Monday, July 7, 2014

True Blood Musings: All Blah-ed Out Over You

We open on a LA kara-tay dojo, apparently.


Okay, not really. It was a yoga place with this short-shorted homeboy leading a bunch of peeps through what seems like a pretty obnoxious vinyasa flow.


Wait. But why? Is this dude Jason in disguise? Did LaLa hit up the West Coast, after being inspired by the Lana Del Rey song, and take up downward dogs?

Let's discuss after the jump.



Nope, it's none of those things. It's just what we need in times like these -- more of this massive asshole.

I can almost handle Eric dying. But I WILL NOT handle his hair reaching Bill-levels of grossness.


And, yet, this is somehow worse. This is some low rent Disney prince bullshit.


I know that I am beyond harping at this point, but this hair is just downright offensive to my delicate sensibilities. We've moved from Disney prince to The Beast halfway transitioning into a human. Who is doing the hair this season, Billy Ray Cyrus?

Okay, okay. I'll try to move on with my sad life.


We discover that Sook has left Alcide with the status of his frozen steaks in limbo, and she's off gallivanting with the King of Boringville. IN THE SAME SHIRT. If I never, ever see that print again it will still be filed under "too soon" in my brain hole.

This little lamb was about to get into some heavy petting with her almost-stepbrother in a shirt that only a current-day Laura Ingalls could love, but instead she had to tell her dad that the whole town has gone rogue, and also everyone she knows is kind of super annoying now.

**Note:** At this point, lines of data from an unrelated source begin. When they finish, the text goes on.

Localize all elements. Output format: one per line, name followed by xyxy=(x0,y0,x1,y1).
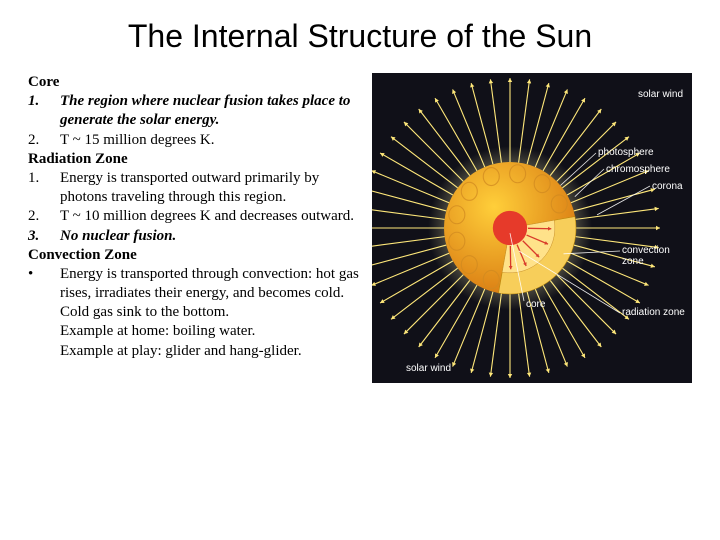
label-convection-zone: convection zone xyxy=(622,245,692,267)
core-heading: Core xyxy=(28,73,364,92)
label-chromosphere: chromosphere xyxy=(606,164,670,175)
list-text: The region where nuclear fusion takes pl… xyxy=(60,92,364,130)
convection-item-1: • Energy is transported through convecti… xyxy=(28,265,364,323)
convection-item-3: Example at play: glider and hang-glider. xyxy=(28,342,364,361)
list-text: Example at play: glider and hang-glider. xyxy=(60,342,364,361)
label-solar-wind-bottom: solar wind xyxy=(406,363,451,374)
diagram-column: solar wind solar wind photosphere chromo… xyxy=(372,73,692,383)
label-photosphere: photosphere xyxy=(598,147,654,158)
radiation-item-3: 3. No nuclear fusion. xyxy=(28,227,364,246)
list-marker: 2. xyxy=(28,131,60,150)
list-marker: 3. xyxy=(28,227,60,246)
sun-diagram: solar wind solar wind photosphere chromo… xyxy=(372,73,692,383)
list-marker: 1. xyxy=(28,92,60,130)
label-solar-wind-top: solar wind xyxy=(638,89,683,100)
list-marker xyxy=(28,322,60,341)
core-item-2: 2. T ~ 15 million degrees K. xyxy=(28,131,364,150)
list-text: Energy is transported through convection… xyxy=(60,265,364,323)
core-item-1: 1. The region where nuclear fusion takes… xyxy=(28,92,364,130)
convection-heading: Convection Zone xyxy=(28,246,364,265)
label-corona: corona xyxy=(652,181,683,192)
list-text: T ~ 15 million degrees K. xyxy=(60,131,364,150)
list-marker xyxy=(28,342,60,361)
label-core: core xyxy=(526,299,545,310)
radiation-heading: Radiation Zone xyxy=(28,150,364,169)
radiation-item-1: 1. Energy is transported outward primari… xyxy=(28,169,364,207)
label-radiation-zone: radiation zone xyxy=(622,307,685,318)
list-marker: 2. xyxy=(28,207,60,226)
list-marker: • xyxy=(28,265,60,323)
convection-item-2: Example at home: boiling water. xyxy=(28,322,364,341)
list-text: Energy is transported outward primarily … xyxy=(60,169,364,207)
list-text: No nuclear fusion. xyxy=(60,227,364,246)
radiation-item-2: 2. T ~ 10 million degrees K and decrease… xyxy=(28,207,364,226)
page-title: The Internal Structure of the Sun xyxy=(28,18,692,55)
list-text: Example at home: boiling water. xyxy=(60,322,364,341)
text-column: Core 1. The region where nuclear fusion … xyxy=(28,73,364,383)
list-text: T ~ 10 million degrees K and decreases o… xyxy=(60,207,364,226)
list-marker: 1. xyxy=(28,169,60,207)
content-row: Core 1. The region where nuclear fusion … xyxy=(28,73,692,383)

Let's be honest, the only reason that we're still hanging around this shitshow are for faces like these.

I've never wished for the Sadness quicksand from The Neverending Story to be real more than this moment. Let's just end all of this and swallow all of these bores up. Take Ms. Fortenberry's culotte/capris/goucho things first.

THANK YOU, beautiful c-faced vampire lady. Also, give me your leather jacket.

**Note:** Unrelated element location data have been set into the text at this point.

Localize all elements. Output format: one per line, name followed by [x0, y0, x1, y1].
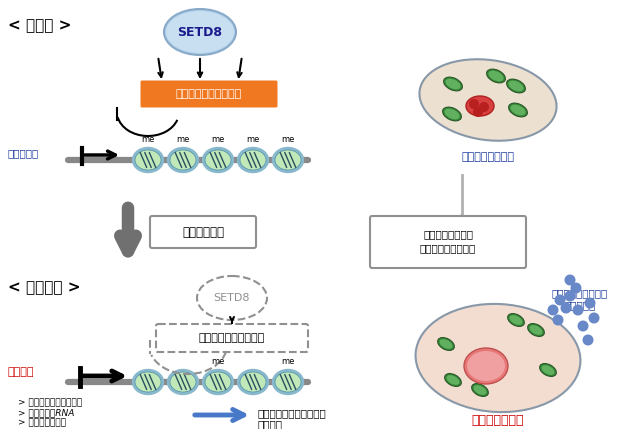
Ellipse shape	[541, 365, 554, 375]
Circle shape	[547, 305, 559, 315]
Ellipse shape	[132, 369, 163, 395]
Ellipse shape	[472, 384, 488, 396]
Ellipse shape	[486, 69, 506, 83]
Ellipse shape	[164, 9, 236, 55]
Circle shape	[577, 320, 589, 332]
Ellipse shape	[202, 148, 234, 172]
Ellipse shape	[540, 363, 556, 376]
Text: me: me	[176, 136, 189, 145]
Ellipse shape	[240, 150, 266, 170]
Ellipse shape	[474, 385, 486, 395]
Text: me: me	[282, 357, 294, 366]
Ellipse shape	[237, 148, 269, 172]
Circle shape	[564, 290, 575, 302]
Circle shape	[582, 335, 593, 345]
Text: タンパク質のメチル化: タンパク質のメチル化	[176, 89, 242, 99]
FancyBboxPatch shape	[370, 216, 526, 268]
Text: 老化ストレス: 老化ストレス	[182, 226, 224, 239]
Text: me: me	[246, 136, 260, 145]
Text: me: me	[141, 136, 155, 145]
Ellipse shape	[466, 96, 494, 116]
Ellipse shape	[240, 372, 266, 392]
Ellipse shape	[237, 369, 269, 395]
Ellipse shape	[275, 372, 301, 392]
Ellipse shape	[170, 372, 196, 392]
Circle shape	[479, 102, 489, 112]
Ellipse shape	[205, 150, 231, 170]
Ellipse shape	[464, 348, 508, 384]
Text: 高い代謝レベル: 高い代謝レベル	[472, 414, 524, 427]
Ellipse shape	[275, 150, 301, 170]
Ellipse shape	[467, 351, 505, 381]
Ellipse shape	[529, 325, 543, 335]
Text: 代謝のリモデリング: 代謝のリモデリング	[420, 243, 476, 253]
Circle shape	[573, 305, 584, 315]
Circle shape	[552, 314, 563, 326]
Circle shape	[570, 283, 582, 293]
FancyBboxPatch shape	[156, 324, 308, 352]
FancyBboxPatch shape	[141, 81, 278, 108]
Ellipse shape	[197, 276, 267, 320]
Ellipse shape	[273, 369, 303, 395]
Text: < 増殖中 >: < 増殖中 >	[8, 18, 72, 33]
Ellipse shape	[509, 81, 524, 91]
Ellipse shape	[273, 148, 303, 172]
Ellipse shape	[509, 103, 527, 117]
Ellipse shape	[508, 314, 524, 326]
Circle shape	[554, 294, 566, 305]
Ellipse shape	[447, 375, 460, 385]
Ellipse shape	[135, 150, 161, 170]
Text: > 増殖の阻害因子: > 増殖の阻害因子	[18, 418, 66, 427]
Text: > リボソームタンパク質: > リボソームタンパク質	[18, 398, 82, 407]
Text: me: me	[211, 136, 225, 145]
Ellipse shape	[509, 315, 522, 325]
Ellipse shape	[445, 374, 461, 387]
Text: me: me	[282, 136, 294, 145]
Text: 通常の転写: 通常の転写	[8, 148, 39, 158]
Text: 産生・分泌: 産生・分泌	[564, 300, 596, 310]
Circle shape	[564, 275, 575, 286]
Circle shape	[584, 297, 595, 308]
Ellipse shape	[444, 77, 463, 91]
Ellipse shape	[415, 304, 580, 412]
Text: SETD8: SETD8	[177, 25, 223, 39]
Text: 高い転写: 高い転写	[8, 367, 35, 377]
Ellipse shape	[132, 148, 163, 172]
Ellipse shape	[511, 105, 525, 115]
FancyBboxPatch shape	[150, 216, 256, 248]
Circle shape	[469, 99, 479, 109]
Circle shape	[561, 302, 572, 314]
Ellipse shape	[445, 109, 460, 119]
Ellipse shape	[440, 339, 452, 349]
Text: の活性化: の活性化	[258, 419, 283, 429]
Ellipse shape	[135, 372, 161, 392]
Ellipse shape	[205, 372, 231, 392]
Text: SETD8: SETD8	[214, 293, 250, 303]
Ellipse shape	[527, 323, 545, 336]
Text: 核小体とミトコンドリア: 核小体とミトコンドリア	[258, 408, 327, 418]
Ellipse shape	[445, 79, 461, 89]
Ellipse shape	[443, 107, 461, 121]
Ellipse shape	[202, 369, 234, 395]
Text: タンパク質のメチル化: タンパク質のメチル化	[199, 333, 265, 343]
Circle shape	[473, 107, 483, 117]
Ellipse shape	[419, 59, 557, 141]
Text: < 細胞老化 >: < 細胞老化 >	[8, 280, 81, 295]
Ellipse shape	[488, 71, 504, 82]
Ellipse shape	[438, 338, 454, 350]
Circle shape	[589, 312, 600, 323]
Text: 通常の代謝レベル: 通常の代謝レベル	[461, 152, 515, 162]
Text: 多くのタンパク質を: 多くのタンパク質を	[552, 288, 608, 298]
Text: 細胞老化に関わる: 細胞老化に関わる	[423, 229, 473, 239]
Ellipse shape	[168, 369, 198, 395]
Ellipse shape	[166, 11, 234, 53]
Text: me: me	[211, 357, 225, 366]
Text: > リボソームRNA: > リボソームRNA	[18, 408, 74, 417]
Ellipse shape	[168, 148, 198, 172]
Ellipse shape	[170, 150, 196, 170]
Ellipse shape	[507, 79, 525, 93]
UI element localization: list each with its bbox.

Sookie does a monologue on MF-ING SIX FLAGS. What is this show even?

Yeah, okay. Whatever. The Tru Blood corporation wants to kill you, or something.

I felt nothing when Alcide died, you guys. NOTHING. And I used to cry over that cotton commercial with the blind kid. Maybe because he had the personality of a wet Elementary school science fair display board this season. Or maybe I'm a monster.





Next week: we continue to circle the drain, but Eric's hair is maybe kind of better? Oh, who the hell knows, my hair threshold is super low at this point.

Are you guys still hanging in there? Hello? Is anybody out there?